European stock markets closed with mixed results Friday, as edgy investors reacted to the crash of a Malaysian passenger plane in Ukraine that killed almost 300 people and an Israeli assault in Gaza.
When a volatile week of trading finally wound to a close, London's benchmark FTSE 100 had gained 0.17 percent on the day to 6,749.45 points.
In Frankfurt, the DAX 30 index was 0.35 percent lower at 9,720.02 while the Paris CAC 40 added 0.44 percent to 4,335.31.
Milan's stock index rose by 0.65 percent, but the index in Madrid gave up 0.15 percent.
A Capital Economics research note said: "The relatively muted market reaction in the financial markets so far to the latest tragic turn in the crisis in Ukraine -- as well as the escalation of the conflict in Gaza... might suggest that investor sentiment is largely immune to geopolitical risks.
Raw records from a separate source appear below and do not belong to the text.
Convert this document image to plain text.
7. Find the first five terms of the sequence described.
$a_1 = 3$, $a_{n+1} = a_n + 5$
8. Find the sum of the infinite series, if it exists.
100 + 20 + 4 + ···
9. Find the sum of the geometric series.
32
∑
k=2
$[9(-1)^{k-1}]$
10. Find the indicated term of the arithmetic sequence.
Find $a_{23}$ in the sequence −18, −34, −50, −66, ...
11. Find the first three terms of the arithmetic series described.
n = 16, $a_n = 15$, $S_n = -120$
"But we remain wary. The Ukraine crisis in particular could still unfold in many ways."
In midday trading in New York, US stocks benefitted from better-than-expected IBM earnings and generally good results from Google.
The Dow Jones Industrial Average was up 0.29 percent at 17,025.94.
The broad-based S&P 500 gained 0.40 percent at 1,966.01, while the tech-rich Nasdaq Composite Index climbed 0.57 percent to 4,388.43.
- IMF warning -
Meanwhile, the IMF warned that the Ukrainian economy was being badly damaged by the crisis there, and said it now expected the economy to shrink by 6.5 percent this year instead of 5.0 percent.
In Paris, the head of the International Monetary Fund, Christine Lagarde, cautioned that European asset markets might be overvalued relative to fundamental economic indicators, and also said that unduly low inflation could badly damage European growth.
In Asia, markets had fallen for the most part after the disaster in Ukraine sparked geopolitical tensions.
Hong Kong dropped 0.28 percent, Tokyo sank 1.0 percent and Seoul slid 0.07 percent, while Sydney ended 0.17 percent higher.
Airline stocks retreated, led by a slump in already under-pressure Malaysia Airlines as the company faced up to its second major disaster in four months.
Shares in Malaysia Airlines tumbled more than 11 percent on the news, a little more than four months after flight MH370 went missing with hundreds on board in a remote part of the Indian Ocean.
On Thursday, the Malaysian Airlines Boeing 777 smashed into cornfields in a separatist-held region of eastern Ukraine, killing all 298 passengers and crew.
In Paris, shares in Air France-KLM fell by 2.08 percent to 8.59 euros, while Lufthansa's stock was 1.06 percent lower at 14.45 euros in Frankfurt.
On Friday, US President Barack Obama termed the crash "an outrage of unspeakable proportions".
He added: "Evidence indicates that the plane was shot down by a surface-to-air missile that was launched from an area that is controlled by Russian-backed separatists inside of Ukraine."
While underscoring that the full picture had yet to emerge, Obama also highlighted that the pro-Russian rebels have in the past downed Ukrainian aircraft.
Many countries in Asia, Europe and the Americas have demanded an independent, unimpeded international inquiry into the crash.
In bond markets, the rate on the benchmark 10-year German Bund stood at 1.155 percent when government debt trades closed, up from 1.149 percent on Thursday.
Oil prices also gained meanwhile, and on London's Intercontinental Exchange, Brent North Sea crude for delivery in September rose to $107.66 per barrel on Friday from $106.99 for the August contract one week earlier.
On foreign exchange markets, the European single currency slipped to $1.3512, from $1.3525 late Thursday in New York.
The British pound fell to $1.7071 from $1.7100 on Thursday. The euro edged up to 79.15 pence from 79.09 pence.
In commodity deals, gold advanced to $1,307.25 per ounce from $1,302.50 on Thursday, when it had spiked by $20 at one stage following the plane crash.